In a new book published this month, “An Independent, Colonial Judiciary”, I explore the history of the Bombay High Court during the British Raj. The book seeks an answer to one central question: why did the court transition so seamlessly from colonialism to independence? When M.C. Chagla became the first Indian Chief Justice of the Bombay High Court, Indian lawyers wrote to him that he must maintain, rather than undo, the “high standards” set up by the British Chief Justices who had preceded him. The answer, I found, in brief, was that the court stood for something quite apart from colonialism during the colonial period:
The Bombay High Court went through a gradual process of decolonization such that independence in 1947 did not represent a radical or substantial break from the past. Even in the 1860s, its “Appellate Side” Bar was dominated not by Britons but by Indians. Starting in the 1880s, the solicitors who appeared before the court’s “Original Side” were, increasingly, Indians. By the 1920s, the Bar was almost entirely Indian in its composition. And by the 1940s, nearly every judge of the court was an Indian.
In a colonial India in which racism was rampant, the Bombay High Court was a place where an Indian was likely to have encountered less racism than elsewhere. Indians were denied membership at elite social clubs like the Byculla Club or Yacht Club in Bombay, and Indians were often denied a first class seat or a seat at a dining table on a train or ship in the colonial period. By contrast, race did not predict how judges decided cases – Indian judges like Davar and Chandavarkar decided cases against Indian political leaders like Tilak and Savarkar, while a British Chief Justice, Lawrence Jenkins, almost single-handedly helped Indian lawyers to excel at the Bar.
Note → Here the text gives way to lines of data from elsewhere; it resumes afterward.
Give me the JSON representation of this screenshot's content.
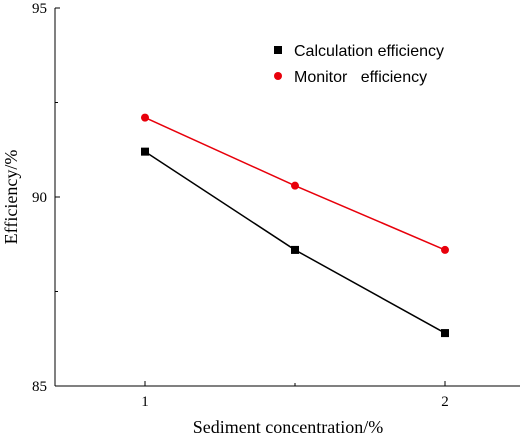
{
  "chart_data": {
    "type": "line",
    "x": [
      1,
      1.5,
      2
    ],
    "xlim": [
      0.7,
      2.25
    ],
    "ylim": [
      85,
      95
    ],
    "xticks": [
      1,
      2
    ],
    "yticks": [
      85,
      90,
      95
    ],
    "xlabel": "Sediment concentration/%",
    "ylabel": "Efficiency/%",
    "grid": false,
    "legend_position": "top-right",
    "series": [
      {
        "name": "Calculation efficiency",
        "values": [
          91.2,
          88.6,
          86.4
        ],
        "color": "#000000",
        "marker": "square"
      },
      {
        "name": "Monitor   efficiency",
        "values": [
          92.1,
          90.3,
          88.6
        ],
        "color": "#e8000b",
        "marker": "circle"
      }
    ]
  }
}
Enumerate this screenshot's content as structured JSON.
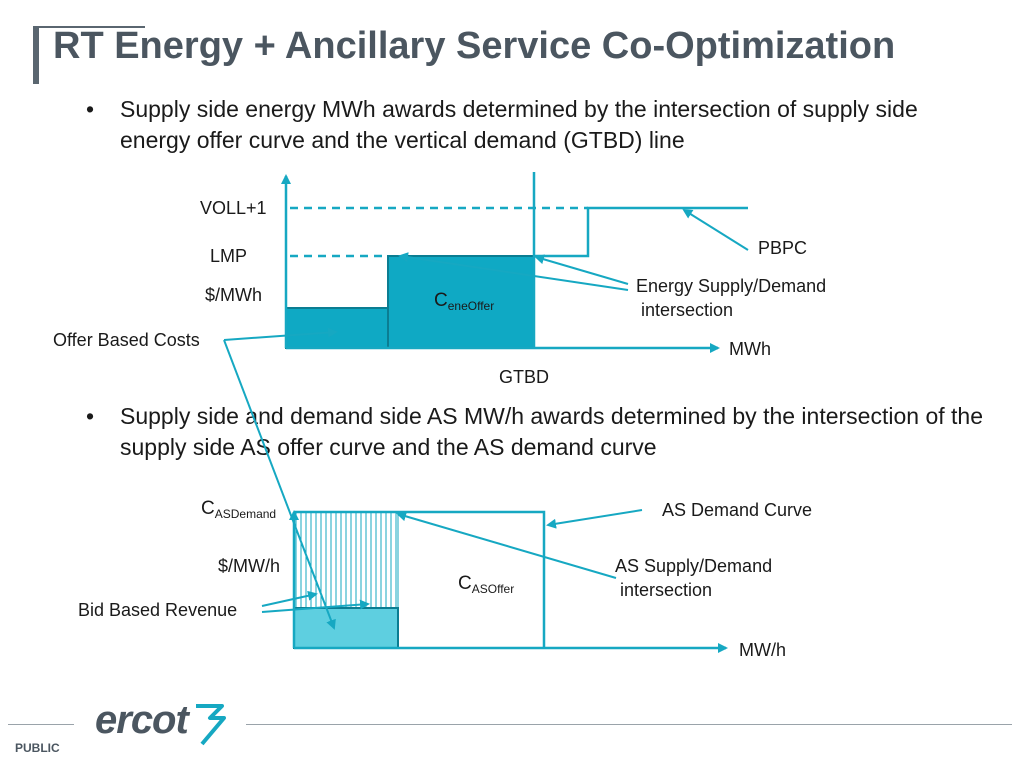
{
  "slide": {
    "title": "RT Energy + Ancillary Service Co-Optimization",
    "bullets": [
      {
        "marker": "•",
        "text": "Supply side energy MWh awards determined by the intersection of supply side energy offer curve and the vertical demand (GTBD) line"
      },
      {
        "marker": "•",
        "text": "Supply side and demand side AS MW/h awards determined by the intersection of the supply side AS offer curve and the AS demand curve"
      }
    ]
  },
  "energy_diagram": {
    "voll": "VOLL+1",
    "lmp": "LMP",
    "y_unit": "$/MWh",
    "offer_based_costs": "Offer Based Costs",
    "cost_main": "C",
    "cost_sub": "eneOffer",
    "pbpc": "PBPC",
    "intersection_line1": "Energy Supply/Demand",
    "intersection_line2": "intersection",
    "x_unit": "MWh",
    "gtbd": "GTBD"
  },
  "as_diagram": {
    "demand_main": "C",
    "demand_sub": "ASDemand",
    "y_unit": "$/MW/h",
    "bid_based_revenue": "Bid Based Revenue",
    "offer_main": "C",
    "offer_sub": "ASOffer",
    "demand_curve": "AS Demand Curve",
    "intersection_line1": "AS Supply/Demand",
    "intersection_line2": "intersection",
    "x_unit": "MW/h"
  },
  "footer": {
    "logo": "ercot",
    "classification": "PUBLIC"
  },
  "colors": {
    "accent": "#16a8c2",
    "fill_dark": "#0fa9c4",
    "fill_light": "#5ecfe0",
    "title": "#4b5660"
  }
}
To this day, Lawrence Jenkins occupies pride of place at the Bombay High Court – his portrait hangs alongside Chagla’s in the Chief Justice’s courtroom, and his statue stands beside Mulla’s at the judges’ entrance of the court. A Welsh Chief Justice, Jenkins was so hated by his British brethren that he was called a “scoundrel” in open court by a British judge in Madras- a judge who was consequently forced to resign. It was seniority, not race, that determined which of the two judges on a “Division Bench” got to write the judgment in a case. At the higher levels of the profession, litigants hired lawyers based on how good they were in court. Like Sir Jamshedji Kanga or J.D. Inverarity, if you were capable of making an outstanding argument in court, it mattered little to the litigant whether you were Indian or Briton, Hindu or Muslim. The Indian and British judges of the court shared warm personal relations off the bench. Gentlemen judges like Badruddin Tyabji and M.C. Chagla- products of education in England – shared close bonds with their British counterparts. A very tiny proportion of cases before the court (in fact, less than 1% of the court’s docket) involved white litigants – thus, there were scarce opportunities for the court to act in a racist manner in favor of white litigants.
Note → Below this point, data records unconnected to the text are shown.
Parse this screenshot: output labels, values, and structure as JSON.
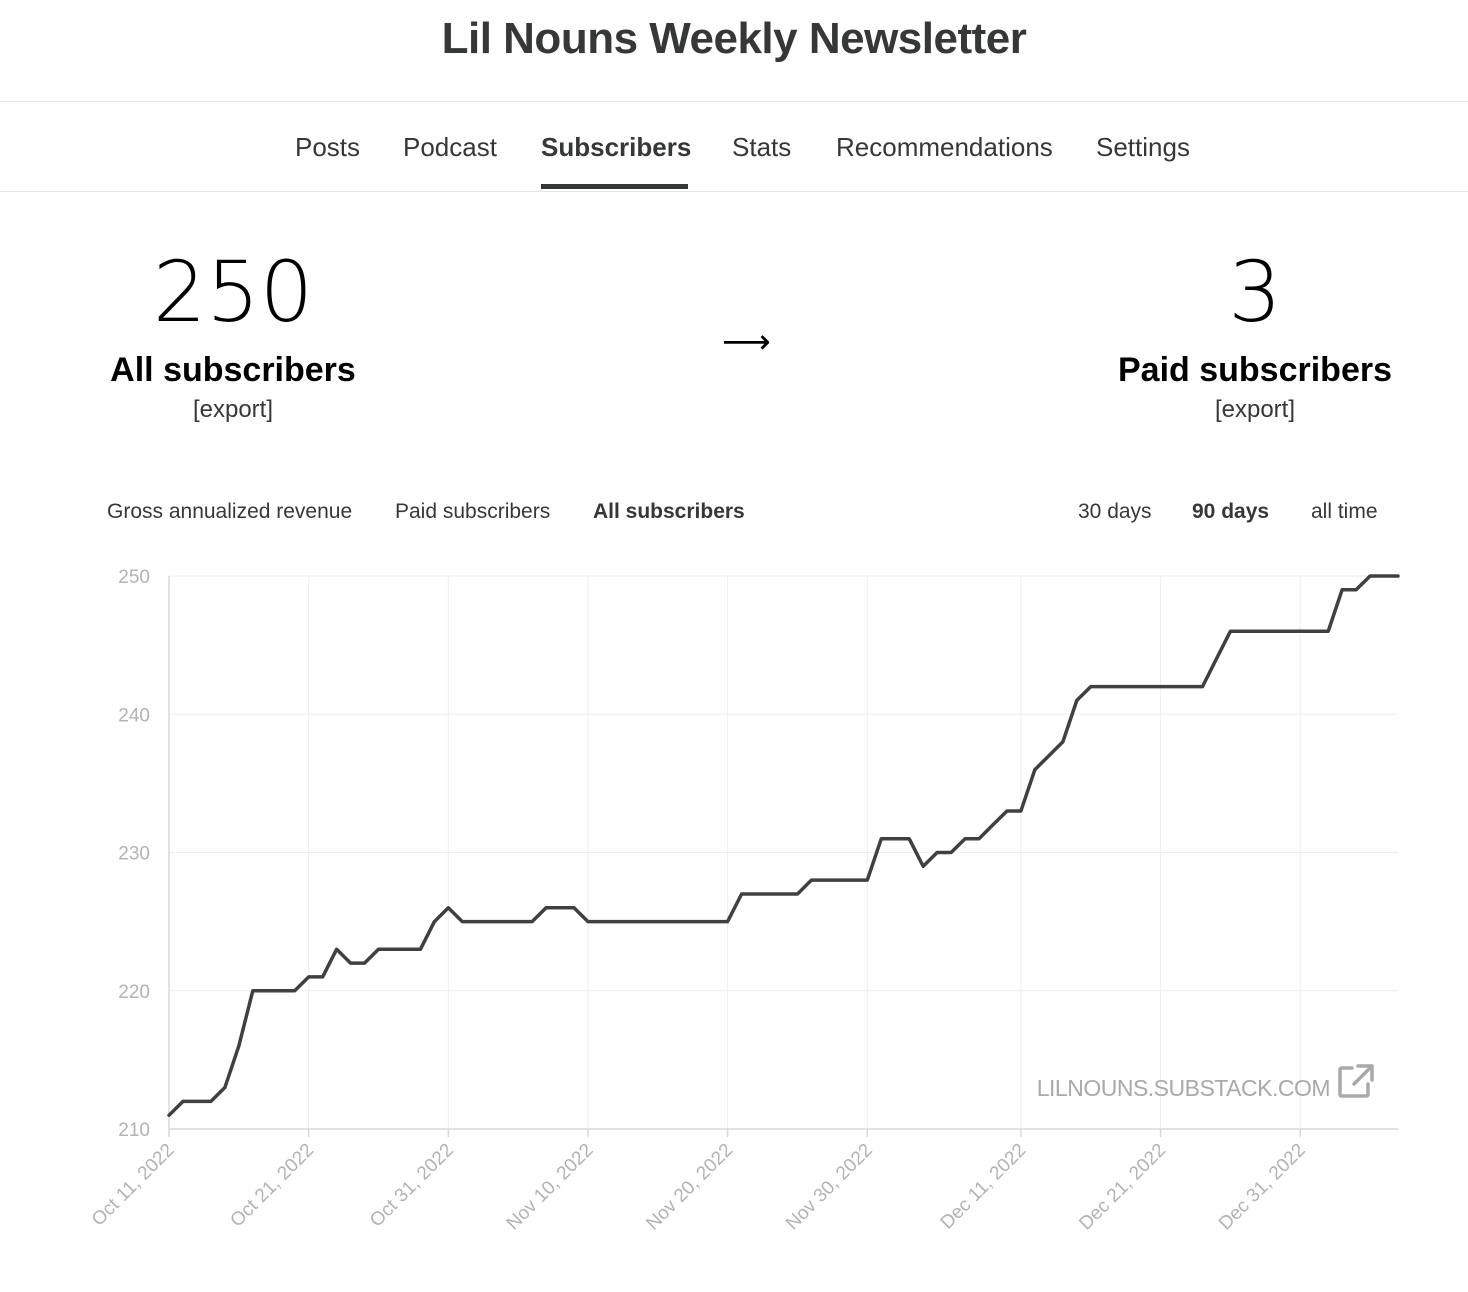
{
  "publication": {
    "title": "Lil Nouns Weekly Newsletter"
  },
  "nav": {
    "items": [
      {
        "label": "Posts"
      },
      {
        "label": "Podcast"
      },
      {
        "label": "Subscribers"
      },
      {
        "label": "Stats"
      },
      {
        "label": "Recommendations"
      },
      {
        "label": "Settings"
      }
    ],
    "active": "Subscribers"
  },
  "summary": {
    "all": {
      "number": "250",
      "label": "All subscribers",
      "export": "[export]"
    },
    "arrow": "⟶",
    "paid": {
      "number": "3",
      "label": "Paid subscribers",
      "export": "[export]"
    }
  },
  "chart_tabs": {
    "metrics": [
      {
        "label": "Gross annualized revenue"
      },
      {
        "label": "Paid subscribers"
      },
      {
        "label": "All subscribers"
      }
    ],
    "active_metric": "All subscribers",
    "ranges": [
      {
        "label": "30 days"
      },
      {
        "label": "90 days"
      },
      {
        "label": "all time"
      }
    ],
    "active_range": "90 days"
  },
  "watermark": {
    "text": "LILNOUNS.SUBSTACK.COM",
    "icon": "external-link-icon"
  },
  "colors": {
    "line": "#404040",
    "grid": "#eeeeee",
    "axis": "#d9d9d9",
    "text": "#363737"
  },
  "chart_data": {
    "type": "line",
    "title": "",
    "xlabel": "",
    "ylabel": "",
    "ylim": [
      210,
      250
    ],
    "xlim": [
      "2022-10-11",
      "2023-01-07"
    ],
    "grid": true,
    "yticks": [
      210,
      220,
      230,
      240,
      250
    ],
    "xticks": [
      "2022-10-11",
      "2022-10-21",
      "2022-10-31",
      "2022-11-10",
      "2022-11-20",
      "2022-11-30",
      "2022-12-11",
      "2022-12-21",
      "2022-12-31"
    ],
    "xtick_labels": [
      "Oct 11, 2022",
      "Oct 21, 2022",
      "Oct 31, 2022",
      "Nov 10, 2022",
      "Nov 20, 2022",
      "Nov 30, 2022",
      "Dec 11, 2022",
      "Dec 21, 2022",
      "Dec 31, 2022"
    ],
    "series": [
      {
        "name": "",
        "points": [
          [
            "2022-10-11",
            211
          ],
          [
            "2022-10-12",
            212
          ],
          [
            "2022-10-13",
            212
          ],
          [
            "2022-10-14",
            212
          ],
          [
            "2022-10-15",
            213
          ],
          [
            "2022-10-16",
            216
          ],
          [
            "2022-10-17",
            220
          ],
          [
            "2022-10-18",
            220
          ],
          [
            "2022-10-19",
            220
          ],
          [
            "2022-10-20",
            220
          ],
          [
            "2022-10-21",
            221
          ],
          [
            "2022-10-22",
            221
          ],
          [
            "2022-10-23",
            223
          ],
          [
            "2022-10-24",
            222
          ],
          [
            "2022-10-25",
            222
          ],
          [
            "2022-10-26",
            223
          ],
          [
            "2022-10-27",
            223
          ],
          [
            "2022-10-28",
            223
          ],
          [
            "2022-10-29",
            223
          ],
          [
            "2022-10-30",
            225
          ],
          [
            "2022-10-31",
            226
          ],
          [
            "2022-11-01",
            225
          ],
          [
            "2022-11-02",
            225
          ],
          [
            "2022-11-03",
            225
          ],
          [
            "2022-11-04",
            225
          ],
          [
            "2022-11-05",
            225
          ],
          [
            "2022-11-06",
            225
          ],
          [
            "2022-11-07",
            226
          ],
          [
            "2022-11-08",
            226
          ],
          [
            "2022-11-09",
            226
          ],
          [
            "2022-11-10",
            225
          ],
          [
            "2022-11-11",
            225
          ],
          [
            "2022-11-12",
            225
          ],
          [
            "2022-11-13",
            225
          ],
          [
            "2022-11-14",
            225
          ],
          [
            "2022-11-15",
            225
          ],
          [
            "2022-11-16",
            225
          ],
          [
            "2022-11-17",
            225
          ],
          [
            "2022-11-18",
            225
          ],
          [
            "2022-11-19",
            225
          ],
          [
            "2022-11-20",
            225
          ],
          [
            "2022-11-21",
            227
          ],
          [
            "2022-11-22",
            227
          ],
          [
            "2022-11-23",
            227
          ],
          [
            "2022-11-24",
            227
          ],
          [
            "2022-11-25",
            227
          ],
          [
            "2022-11-26",
            228
          ],
          [
            "2022-11-27",
            228
          ],
          [
            "2022-11-28",
            228
          ],
          [
            "2022-11-29",
            228
          ],
          [
            "2022-11-30",
            228
          ],
          [
            "2022-12-01",
            231
          ],
          [
            "2022-12-02",
            231
          ],
          [
            "2022-12-03",
            231
          ],
          [
            "2022-12-04",
            229
          ],
          [
            "2022-12-05",
            230
          ],
          [
            "2022-12-06",
            230
          ],
          [
            "2022-12-07",
            231
          ],
          [
            "2022-12-08",
            231
          ],
          [
            "2022-12-09",
            232
          ],
          [
            "2022-12-10",
            233
          ],
          [
            "2022-12-11",
            233
          ],
          [
            "2022-12-12",
            236
          ],
          [
            "2022-12-13",
            237
          ],
          [
            "2022-12-14",
            238
          ],
          [
            "2022-12-15",
            241
          ],
          [
            "2022-12-16",
            242
          ],
          [
            "2022-12-17",
            242
          ],
          [
            "2022-12-18",
            242
          ],
          [
            "2022-12-19",
            242
          ],
          [
            "2022-12-20",
            242
          ],
          [
            "2022-12-21",
            242
          ],
          [
            "2022-12-22",
            242
          ],
          [
            "2022-12-23",
            242
          ],
          [
            "2022-12-24",
            242
          ],
          [
            "2022-12-25",
            244
          ],
          [
            "2022-12-26",
            246
          ],
          [
            "2022-12-27",
            246
          ],
          [
            "2022-12-28",
            246
          ],
          [
            "2022-12-29",
            246
          ],
          [
            "2022-12-30",
            246
          ],
          [
            "2022-12-31",
            246
          ],
          [
            "2023-01-01",
            246
          ],
          [
            "2023-01-02",
            246
          ],
          [
            "2023-01-03",
            249
          ],
          [
            "2023-01-04",
            249
          ],
          [
            "2023-01-05",
            250
          ],
          [
            "2023-01-06",
            250
          ],
          [
            "2023-01-07",
            250
          ]
        ]
      }
    ]
  }
}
The court functioned independently of the other branches of government. Since 1899, a de facto “good behavior” tenure was in place, and it was informally understood that judges would not be removed except for misbehavior. Non-political criminal cases were as often decided in favor of the accused as they were decided in favor of the prosecution. Political criminal cases like the Tilak case were often decided in favor of the government – but it is debatable whether the outcomes of these cases were brought about on account of any political pressure exerted on the court’s judges. Successive Chief Justices of the court fought the executive on administrative matters, in order to retain the court’s independence.
Among other things, the book also debunks some of the old myths and hagiographical stories which abound about the High Court’s history. Take the story of Sir John Peter Grant – held out as the one example of the quintessential independent judge. The book reveals that there’s more to his story than meets the eye (he was a Crown judge during the East India Company’s reign in India, when a judge was expected to police the administration to a far greater extent than later on; also, Grant was recalled to England, and he eventually had to resign his office). Another myth- it was said that Governor Mountstuart Elphinstone had challenged Chief Justice Edward West to a gun duel. This, I found, was not true. As Elphinstone wrote in a letter to West in 1826, “To challenge a Chief Justice is one of the last things that would have entered into my imagination.” Yet another myth- the Government Law College was, during the colonial period, a prestigious school at which one could study. Quite the opposite, I found that even in 1889, the Government Law School (as it was then called) was termed “little better than a farce, a sham and a delusion”, and its own alumni tended to distance themselves from it. Indians who wanted a prestigious legal education went to England to get called to the Bar at one of the Inns of Court, and to get a degree from Oxford or Cambridge.